All I had to do was angle it across the corner the tree was in and boom: No babies allowed.

When I started stringing the lights (my favorite task, as you may recall), Cubby and Poppy were the only ones in the house. I had found a box of A.'s furs when I was getting out the tree decorations, so I gave that to Cubby to entertain the baby with.

I haven't had a child yet who isn't enthralled with dead animal skins.

I did wait until she was down for a nap before starting with the ornaments, because letting the three boys help me was bad enough without adding a baby into the mix. There aren't enough furs in the world to distract her from that craziness.

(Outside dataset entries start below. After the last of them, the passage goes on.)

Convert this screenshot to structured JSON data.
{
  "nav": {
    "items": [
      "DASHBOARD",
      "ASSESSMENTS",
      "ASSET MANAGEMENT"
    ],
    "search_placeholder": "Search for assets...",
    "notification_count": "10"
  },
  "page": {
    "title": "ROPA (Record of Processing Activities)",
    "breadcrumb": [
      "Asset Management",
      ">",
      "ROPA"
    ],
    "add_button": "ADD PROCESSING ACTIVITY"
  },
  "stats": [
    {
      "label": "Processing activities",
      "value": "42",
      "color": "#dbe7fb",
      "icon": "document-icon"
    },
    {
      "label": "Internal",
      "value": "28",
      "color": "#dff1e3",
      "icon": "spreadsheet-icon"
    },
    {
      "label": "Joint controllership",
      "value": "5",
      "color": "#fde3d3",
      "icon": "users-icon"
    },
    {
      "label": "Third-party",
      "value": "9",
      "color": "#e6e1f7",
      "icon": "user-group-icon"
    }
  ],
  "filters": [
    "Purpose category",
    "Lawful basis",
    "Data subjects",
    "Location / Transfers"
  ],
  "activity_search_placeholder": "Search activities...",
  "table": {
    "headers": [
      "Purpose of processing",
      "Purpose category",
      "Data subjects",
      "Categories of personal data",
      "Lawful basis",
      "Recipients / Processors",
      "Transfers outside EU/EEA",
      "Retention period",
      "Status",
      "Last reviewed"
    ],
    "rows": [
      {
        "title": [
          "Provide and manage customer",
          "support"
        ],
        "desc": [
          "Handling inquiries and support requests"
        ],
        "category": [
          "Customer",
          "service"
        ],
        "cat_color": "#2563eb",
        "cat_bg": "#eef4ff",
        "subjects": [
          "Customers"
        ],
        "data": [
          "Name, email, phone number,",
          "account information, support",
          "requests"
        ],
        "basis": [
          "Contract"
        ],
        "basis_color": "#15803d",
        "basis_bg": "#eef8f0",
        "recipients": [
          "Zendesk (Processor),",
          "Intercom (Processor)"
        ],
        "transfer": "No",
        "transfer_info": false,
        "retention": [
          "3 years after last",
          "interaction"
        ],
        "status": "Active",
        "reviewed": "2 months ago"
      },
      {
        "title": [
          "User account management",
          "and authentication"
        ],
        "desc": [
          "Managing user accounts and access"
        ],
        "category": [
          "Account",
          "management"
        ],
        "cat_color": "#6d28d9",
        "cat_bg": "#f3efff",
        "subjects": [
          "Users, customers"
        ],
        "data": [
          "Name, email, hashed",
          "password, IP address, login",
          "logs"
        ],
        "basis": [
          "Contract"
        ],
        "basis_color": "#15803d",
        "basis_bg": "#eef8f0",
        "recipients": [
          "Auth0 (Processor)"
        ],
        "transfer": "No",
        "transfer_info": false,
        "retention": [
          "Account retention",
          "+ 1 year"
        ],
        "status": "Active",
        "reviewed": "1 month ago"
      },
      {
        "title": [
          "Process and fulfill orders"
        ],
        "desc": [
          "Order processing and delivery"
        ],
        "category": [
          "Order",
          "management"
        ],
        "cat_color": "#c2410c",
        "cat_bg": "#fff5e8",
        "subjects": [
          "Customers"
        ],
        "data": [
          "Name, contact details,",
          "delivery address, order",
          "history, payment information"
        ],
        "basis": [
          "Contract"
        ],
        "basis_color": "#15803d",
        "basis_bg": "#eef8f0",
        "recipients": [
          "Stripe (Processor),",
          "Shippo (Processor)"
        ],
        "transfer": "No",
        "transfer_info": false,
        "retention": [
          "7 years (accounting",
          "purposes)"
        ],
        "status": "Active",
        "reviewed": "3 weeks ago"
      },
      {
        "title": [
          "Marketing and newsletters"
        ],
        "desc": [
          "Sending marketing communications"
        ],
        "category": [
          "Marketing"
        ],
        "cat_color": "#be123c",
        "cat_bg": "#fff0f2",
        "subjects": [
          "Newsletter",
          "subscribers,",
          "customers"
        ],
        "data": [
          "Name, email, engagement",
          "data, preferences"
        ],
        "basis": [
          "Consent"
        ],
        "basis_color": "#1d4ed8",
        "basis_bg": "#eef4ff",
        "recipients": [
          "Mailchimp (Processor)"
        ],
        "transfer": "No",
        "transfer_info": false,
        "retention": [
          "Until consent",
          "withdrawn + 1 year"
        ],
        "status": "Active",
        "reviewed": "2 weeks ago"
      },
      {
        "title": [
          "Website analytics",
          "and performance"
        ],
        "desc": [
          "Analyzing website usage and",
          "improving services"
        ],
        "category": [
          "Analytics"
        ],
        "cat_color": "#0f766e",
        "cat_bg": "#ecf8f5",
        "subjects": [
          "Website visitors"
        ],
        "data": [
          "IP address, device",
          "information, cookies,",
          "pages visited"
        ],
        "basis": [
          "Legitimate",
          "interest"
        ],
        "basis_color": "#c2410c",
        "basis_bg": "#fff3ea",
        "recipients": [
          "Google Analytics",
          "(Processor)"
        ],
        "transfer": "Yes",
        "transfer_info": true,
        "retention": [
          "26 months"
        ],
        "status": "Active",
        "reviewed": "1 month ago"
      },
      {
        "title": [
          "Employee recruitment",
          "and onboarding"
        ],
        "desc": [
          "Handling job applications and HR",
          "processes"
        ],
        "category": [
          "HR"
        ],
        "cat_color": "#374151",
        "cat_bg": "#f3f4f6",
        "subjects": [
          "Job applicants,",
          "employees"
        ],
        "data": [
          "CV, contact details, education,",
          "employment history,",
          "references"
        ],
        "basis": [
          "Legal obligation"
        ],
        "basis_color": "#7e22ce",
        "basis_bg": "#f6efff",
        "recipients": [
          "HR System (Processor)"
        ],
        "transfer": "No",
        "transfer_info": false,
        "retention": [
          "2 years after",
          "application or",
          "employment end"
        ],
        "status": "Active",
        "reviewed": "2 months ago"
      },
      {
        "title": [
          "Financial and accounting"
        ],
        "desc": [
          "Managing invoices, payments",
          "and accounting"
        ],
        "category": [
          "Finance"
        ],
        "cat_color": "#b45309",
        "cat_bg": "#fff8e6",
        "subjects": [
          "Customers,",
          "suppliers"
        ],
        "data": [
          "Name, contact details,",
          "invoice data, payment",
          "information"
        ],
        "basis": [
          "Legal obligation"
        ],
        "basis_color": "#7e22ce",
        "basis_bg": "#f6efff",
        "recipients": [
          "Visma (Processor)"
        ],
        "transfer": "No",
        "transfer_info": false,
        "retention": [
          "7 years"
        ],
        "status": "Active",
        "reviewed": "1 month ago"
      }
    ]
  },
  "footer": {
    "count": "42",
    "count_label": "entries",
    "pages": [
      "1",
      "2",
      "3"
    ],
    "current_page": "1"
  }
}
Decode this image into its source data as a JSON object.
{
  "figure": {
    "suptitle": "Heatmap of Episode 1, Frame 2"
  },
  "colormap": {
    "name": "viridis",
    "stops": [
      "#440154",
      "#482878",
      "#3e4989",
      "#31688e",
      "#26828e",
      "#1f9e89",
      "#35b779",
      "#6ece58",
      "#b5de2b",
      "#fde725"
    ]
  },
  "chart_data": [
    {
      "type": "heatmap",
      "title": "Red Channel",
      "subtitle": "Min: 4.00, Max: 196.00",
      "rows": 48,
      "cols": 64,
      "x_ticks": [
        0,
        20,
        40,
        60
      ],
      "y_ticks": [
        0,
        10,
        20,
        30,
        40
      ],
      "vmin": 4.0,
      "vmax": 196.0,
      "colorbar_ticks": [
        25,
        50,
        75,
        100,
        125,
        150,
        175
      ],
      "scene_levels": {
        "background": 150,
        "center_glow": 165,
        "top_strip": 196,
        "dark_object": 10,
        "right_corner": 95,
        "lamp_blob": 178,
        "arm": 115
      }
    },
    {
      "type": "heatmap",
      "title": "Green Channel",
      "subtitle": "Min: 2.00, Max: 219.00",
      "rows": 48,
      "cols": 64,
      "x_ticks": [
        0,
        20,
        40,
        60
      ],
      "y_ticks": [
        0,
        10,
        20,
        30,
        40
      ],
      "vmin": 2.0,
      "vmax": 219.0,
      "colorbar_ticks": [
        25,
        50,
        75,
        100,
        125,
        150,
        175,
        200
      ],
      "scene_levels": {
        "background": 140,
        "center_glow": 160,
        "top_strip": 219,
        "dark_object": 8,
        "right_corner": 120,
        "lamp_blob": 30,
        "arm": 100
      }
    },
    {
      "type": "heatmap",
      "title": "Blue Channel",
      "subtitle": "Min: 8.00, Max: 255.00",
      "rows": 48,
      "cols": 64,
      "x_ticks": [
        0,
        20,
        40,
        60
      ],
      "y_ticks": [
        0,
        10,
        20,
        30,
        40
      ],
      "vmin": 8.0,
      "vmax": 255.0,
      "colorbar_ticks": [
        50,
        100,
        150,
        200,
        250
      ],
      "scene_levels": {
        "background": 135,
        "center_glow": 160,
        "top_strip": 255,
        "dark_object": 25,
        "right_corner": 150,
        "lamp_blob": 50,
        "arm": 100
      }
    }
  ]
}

Anyway. The tree was eventually all lit and decorated and I also added some further decoration to the Taos bench in the form of some sheep skins.

And a highly decorative three-year-old.

Those sheepskins, incidentally, are from these guys. Because I am vindictive, I may have said out loud as I was arranging the sheepskins on the Taos bench, "You guys ate my garden, but the joke's on you, rams."


The real test of the barricade, of course, came when Poppy woke up from her nap. As predicted, she crawled straight over to the bench and tried to find a way to the tree.

"Wait. I can't get to the temptingly shiny plant with all the toys hung on it?"


That's right, Poppy, I did. I'm pretty proud of it, too.

* Why is it so hard to find a tree skirt that isn't ugly, garish, or cheap-looking? I've not yet succeeded in this quest, anyway.